From a disheartened and largely impoverished people they now have a confidence in their own future which is as exciting as it is constructive. They are investing in their own with 400 scholarships each year, health services particularly in the mental health area. They are providing jobs. They have joint ventures introducing new technologies to better equip their youngsters for the future. They are protecting their culture in cooperation with local museums. They are building an endowed post graduate college at Hopuhopu and will build another in Auckland. They have provided the money to build facilities at Waikato University and leased them to the University at a nominal rental. They have investments in forestry and other areas. They are a major player now in the Waikato and work well with local government. But most of all they have regained a confidence in themselves. I have no doubt that this will bring about a brighter future for the generations to come - indeed it is apparent already.
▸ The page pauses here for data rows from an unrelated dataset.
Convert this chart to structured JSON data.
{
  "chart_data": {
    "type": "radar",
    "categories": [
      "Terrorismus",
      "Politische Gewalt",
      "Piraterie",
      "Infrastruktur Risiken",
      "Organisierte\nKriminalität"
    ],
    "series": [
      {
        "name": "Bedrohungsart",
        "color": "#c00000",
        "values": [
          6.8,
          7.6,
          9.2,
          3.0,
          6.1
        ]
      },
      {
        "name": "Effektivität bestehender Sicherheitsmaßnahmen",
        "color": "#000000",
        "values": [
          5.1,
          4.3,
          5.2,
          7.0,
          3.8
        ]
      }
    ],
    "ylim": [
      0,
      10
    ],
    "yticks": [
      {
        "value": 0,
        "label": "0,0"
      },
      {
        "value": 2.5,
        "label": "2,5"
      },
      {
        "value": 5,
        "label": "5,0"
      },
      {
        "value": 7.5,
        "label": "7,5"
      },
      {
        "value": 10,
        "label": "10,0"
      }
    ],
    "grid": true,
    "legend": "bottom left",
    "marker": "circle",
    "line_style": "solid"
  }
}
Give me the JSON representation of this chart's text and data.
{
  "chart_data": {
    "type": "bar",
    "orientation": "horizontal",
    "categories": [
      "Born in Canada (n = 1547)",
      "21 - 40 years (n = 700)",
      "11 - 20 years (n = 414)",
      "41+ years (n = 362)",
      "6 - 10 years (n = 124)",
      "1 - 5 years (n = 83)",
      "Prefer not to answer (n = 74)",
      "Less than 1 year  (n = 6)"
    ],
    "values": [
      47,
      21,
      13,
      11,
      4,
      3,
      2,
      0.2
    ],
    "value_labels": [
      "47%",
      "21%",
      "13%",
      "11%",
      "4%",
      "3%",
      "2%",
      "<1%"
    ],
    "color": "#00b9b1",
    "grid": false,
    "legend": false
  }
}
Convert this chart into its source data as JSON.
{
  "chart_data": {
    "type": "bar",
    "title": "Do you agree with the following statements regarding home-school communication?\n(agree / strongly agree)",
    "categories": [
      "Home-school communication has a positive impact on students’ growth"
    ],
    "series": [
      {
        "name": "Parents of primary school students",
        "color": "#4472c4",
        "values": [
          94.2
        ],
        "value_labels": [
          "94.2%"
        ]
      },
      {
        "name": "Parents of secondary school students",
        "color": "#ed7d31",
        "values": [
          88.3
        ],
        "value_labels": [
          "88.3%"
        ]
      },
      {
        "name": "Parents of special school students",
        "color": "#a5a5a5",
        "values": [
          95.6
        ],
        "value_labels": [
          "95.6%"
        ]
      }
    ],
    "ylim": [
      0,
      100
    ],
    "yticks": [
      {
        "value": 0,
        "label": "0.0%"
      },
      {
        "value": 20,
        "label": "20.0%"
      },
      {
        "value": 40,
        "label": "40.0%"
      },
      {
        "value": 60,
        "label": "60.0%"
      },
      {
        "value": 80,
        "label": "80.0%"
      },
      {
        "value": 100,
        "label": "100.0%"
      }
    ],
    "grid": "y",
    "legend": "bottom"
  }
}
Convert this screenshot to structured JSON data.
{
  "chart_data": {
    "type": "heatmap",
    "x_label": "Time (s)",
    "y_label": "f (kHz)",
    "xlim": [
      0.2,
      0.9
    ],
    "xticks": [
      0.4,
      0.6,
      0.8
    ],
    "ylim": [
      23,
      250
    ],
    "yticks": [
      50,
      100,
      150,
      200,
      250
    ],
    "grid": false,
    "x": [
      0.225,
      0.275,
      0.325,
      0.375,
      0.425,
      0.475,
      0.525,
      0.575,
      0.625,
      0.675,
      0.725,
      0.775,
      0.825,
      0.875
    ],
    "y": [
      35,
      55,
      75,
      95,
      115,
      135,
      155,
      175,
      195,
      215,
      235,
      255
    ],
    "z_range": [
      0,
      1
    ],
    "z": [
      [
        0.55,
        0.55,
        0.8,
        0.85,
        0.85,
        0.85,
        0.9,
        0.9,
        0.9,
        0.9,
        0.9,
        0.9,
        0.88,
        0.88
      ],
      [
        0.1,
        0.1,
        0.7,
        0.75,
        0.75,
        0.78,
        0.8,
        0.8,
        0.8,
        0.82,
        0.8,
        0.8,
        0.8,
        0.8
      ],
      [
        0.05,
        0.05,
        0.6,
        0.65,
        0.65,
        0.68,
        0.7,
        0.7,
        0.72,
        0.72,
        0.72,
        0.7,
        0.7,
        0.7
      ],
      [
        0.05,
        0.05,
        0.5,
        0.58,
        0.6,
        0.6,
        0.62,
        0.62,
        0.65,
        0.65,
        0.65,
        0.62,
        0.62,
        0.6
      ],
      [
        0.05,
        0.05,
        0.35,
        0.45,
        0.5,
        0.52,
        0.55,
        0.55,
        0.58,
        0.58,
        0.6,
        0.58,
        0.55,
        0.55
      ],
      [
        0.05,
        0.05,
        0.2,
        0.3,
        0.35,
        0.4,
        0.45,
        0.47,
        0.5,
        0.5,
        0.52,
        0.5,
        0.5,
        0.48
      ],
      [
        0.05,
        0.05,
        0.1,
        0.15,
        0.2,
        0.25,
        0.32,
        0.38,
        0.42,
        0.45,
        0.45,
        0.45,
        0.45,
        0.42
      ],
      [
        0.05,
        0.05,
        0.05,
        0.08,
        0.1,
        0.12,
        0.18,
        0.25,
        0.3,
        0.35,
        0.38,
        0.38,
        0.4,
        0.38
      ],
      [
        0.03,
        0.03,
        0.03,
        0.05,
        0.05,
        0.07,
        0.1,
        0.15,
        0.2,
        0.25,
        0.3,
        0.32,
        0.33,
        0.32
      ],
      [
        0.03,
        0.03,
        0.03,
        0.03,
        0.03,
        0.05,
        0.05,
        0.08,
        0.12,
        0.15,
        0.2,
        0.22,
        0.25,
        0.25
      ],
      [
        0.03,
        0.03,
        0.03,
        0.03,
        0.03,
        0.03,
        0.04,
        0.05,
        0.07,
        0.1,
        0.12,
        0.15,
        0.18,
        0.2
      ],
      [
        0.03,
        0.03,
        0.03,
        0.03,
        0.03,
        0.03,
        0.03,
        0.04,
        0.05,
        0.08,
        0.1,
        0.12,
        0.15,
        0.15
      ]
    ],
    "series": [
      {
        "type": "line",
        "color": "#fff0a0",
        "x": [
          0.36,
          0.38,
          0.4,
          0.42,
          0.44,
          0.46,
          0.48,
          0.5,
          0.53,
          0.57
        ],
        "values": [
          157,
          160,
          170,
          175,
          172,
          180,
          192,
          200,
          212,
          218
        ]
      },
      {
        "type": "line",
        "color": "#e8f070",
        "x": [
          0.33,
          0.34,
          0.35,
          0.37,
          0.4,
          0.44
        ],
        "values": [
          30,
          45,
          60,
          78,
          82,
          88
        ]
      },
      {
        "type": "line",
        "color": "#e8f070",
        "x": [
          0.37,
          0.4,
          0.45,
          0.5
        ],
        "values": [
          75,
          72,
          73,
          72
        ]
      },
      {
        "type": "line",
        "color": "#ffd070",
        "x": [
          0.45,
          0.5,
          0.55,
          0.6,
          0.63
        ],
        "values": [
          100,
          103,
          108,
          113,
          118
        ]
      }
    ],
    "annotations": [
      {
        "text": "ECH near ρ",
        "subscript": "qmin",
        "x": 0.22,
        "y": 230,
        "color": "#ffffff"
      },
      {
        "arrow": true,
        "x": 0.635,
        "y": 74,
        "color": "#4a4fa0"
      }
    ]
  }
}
Ngai Tahu are doing the same in the South Island. If future settlements mean that this renewal comes to exist throughout the country we will, I believe, see a closing of the disparity gap between Maori and non Maori. We have much more in common than those where there are differences. Not everyone seeks to be a business mogul. What we seek is a fulfilling life and an ability to leave for the next generation an ability to do the same. In this country we have everything going for us. Hopefully the work that has been done over the past decade will help each of us, Maori or non Maori, reach his or her dream.